Russelliana: “Bertrand Russell’s Representationalism about Consciousness: Reconsidering His Relationship to William James” (Panel Discussion)

Topic: Online panel and discussion of paper on Russell and James

Time: Oct 21, 2023 01:00 PM Eastern Time (US and Canada)

The next  “Russelliana” will be a presentation and panel discussion of the philosophy of Bertrand Russell and William James. It will take place on 21 Oct. 2023 at 1:00 PM EST, co-hosted by the Bertrand Russell Society and Bertrand Russell Research Centre, McMaster University, with guest participation by members of the William James Society. To receive the Zoom link, register here.
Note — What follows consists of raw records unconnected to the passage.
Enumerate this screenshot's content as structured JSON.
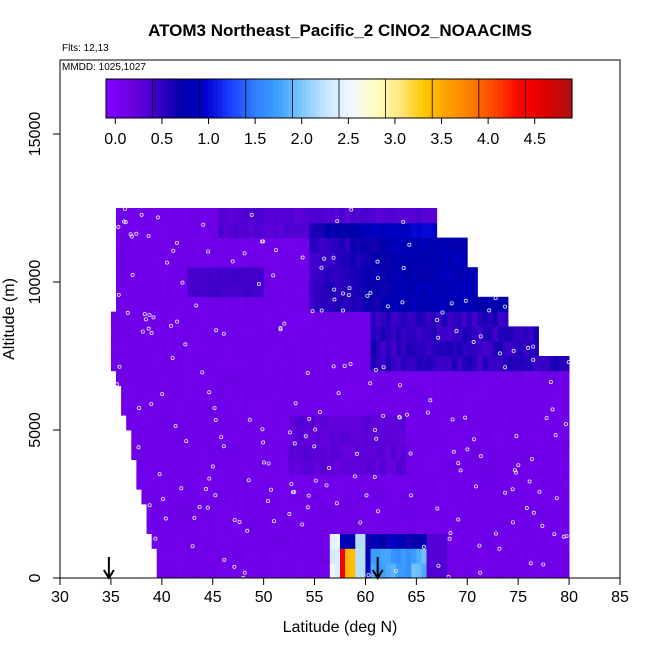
{
  "chart_data": {
    "type": "heatmap",
    "title": "ATOM3 Northeast_Pacific_2 ClNO2_NOAACIMS",
    "subtitle_flights": "Flts: 12,13",
    "subtitle_dates": "MMDD: 1025,1027",
    "xlabel": "Latitude (deg N)",
    "ylabel": "Altitude (m)",
    "xlim": [
      30,
      85
    ],
    "ylim": [
      0,
      17500
    ],
    "x_ticks": [
      "30",
      "35",
      "40",
      "45",
      "50",
      "55",
      "60",
      "65",
      "70",
      "75",
      "80",
      "85"
    ],
    "y_ticks": [
      "0",
      "5000",
      "10000",
      "15000"
    ],
    "colorbar": {
      "range": [
        -0.1,
        4.9
      ],
      "ticks": [
        "0.0",
        "0.5",
        "1.0",
        "1.5",
        "2.0",
        "2.5",
        "3.0",
        "3.5",
        "4.0",
        "4.5"
      ],
      "colors": [
        "#7f00ff",
        "#6a00e0",
        "#3c00c8",
        "#0000aa",
        "#0000cc",
        "#1a3cff",
        "#2e7dff",
        "#3ca0ff",
        "#80c8ff",
        "#c8e6ff",
        "#f0f8ff",
        "#ffffc0",
        "#ffe680",
        "#ffc800",
        "#ffa000",
        "#ff7800",
        "#ff4000",
        "#ff0000",
        "#e00000",
        "#b01010"
      ]
    },
    "flight_markers_lat": [
      34.8,
      61.2
    ],
    "legend_placement": "top",
    "grid": false
  }
}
The discussion will be focused on a newly published paper by Alex Klein, “Russell’s Representationalism about Consciousness: Reconsidering His Relationship to James”, which appears in the latest issue of Russell: the Journal of Bertrand Russell Studies. Dr. Klein, Associate Professor of Philosophy and Director of the Bertrand Russell Research Centre, will be joined on a panel by Steven Levine (Philosophy, University of Massachusetts) and Donovan Wishon (Philosophy, University of Mississippi). The format will allow for an extended period of open discussion as well.

Although Dr. Klein will not be “presenting” his paper, there is an abstract below. The paper is also available digitally on Project Muse here. (For those without institutional access to this resource, the editors of the journal have requested that the article be “unlocked” for the purposes of this session).

ABSTRACT: “Russell’s Representationalism about Consciousness: Reconsidering His Relationship to James”

While Russell famously rejected the pragmatist theory of truth, recent scholarship portrays his post-prison accounts of belief and knowledge as resembling James’s. But deeper divisions in fact persisted between Russell and James concerning the nature of mind. I argue 1) that Russell’s neutral monist approach to consciousness in The Analysis of Mind constitutes an early form of representationalism in that he took states to be phenomenally conscious partly in virtue of (truly) representing an antecedent (typically just-passed) sensation; 2) that although James also saw representation (typically of expected kinaesthetic sensation) as a crucial component of consciousness, he contended that representation is a matter of affording future-directed action controlthat aligns with the agent’s interests; and 3) that what divides these contrasting approaches to consciousness and representation is precisely what Russell would continue to reject in the pragmatist theory of truth, namely the productive role James assigned to an agent’s interests.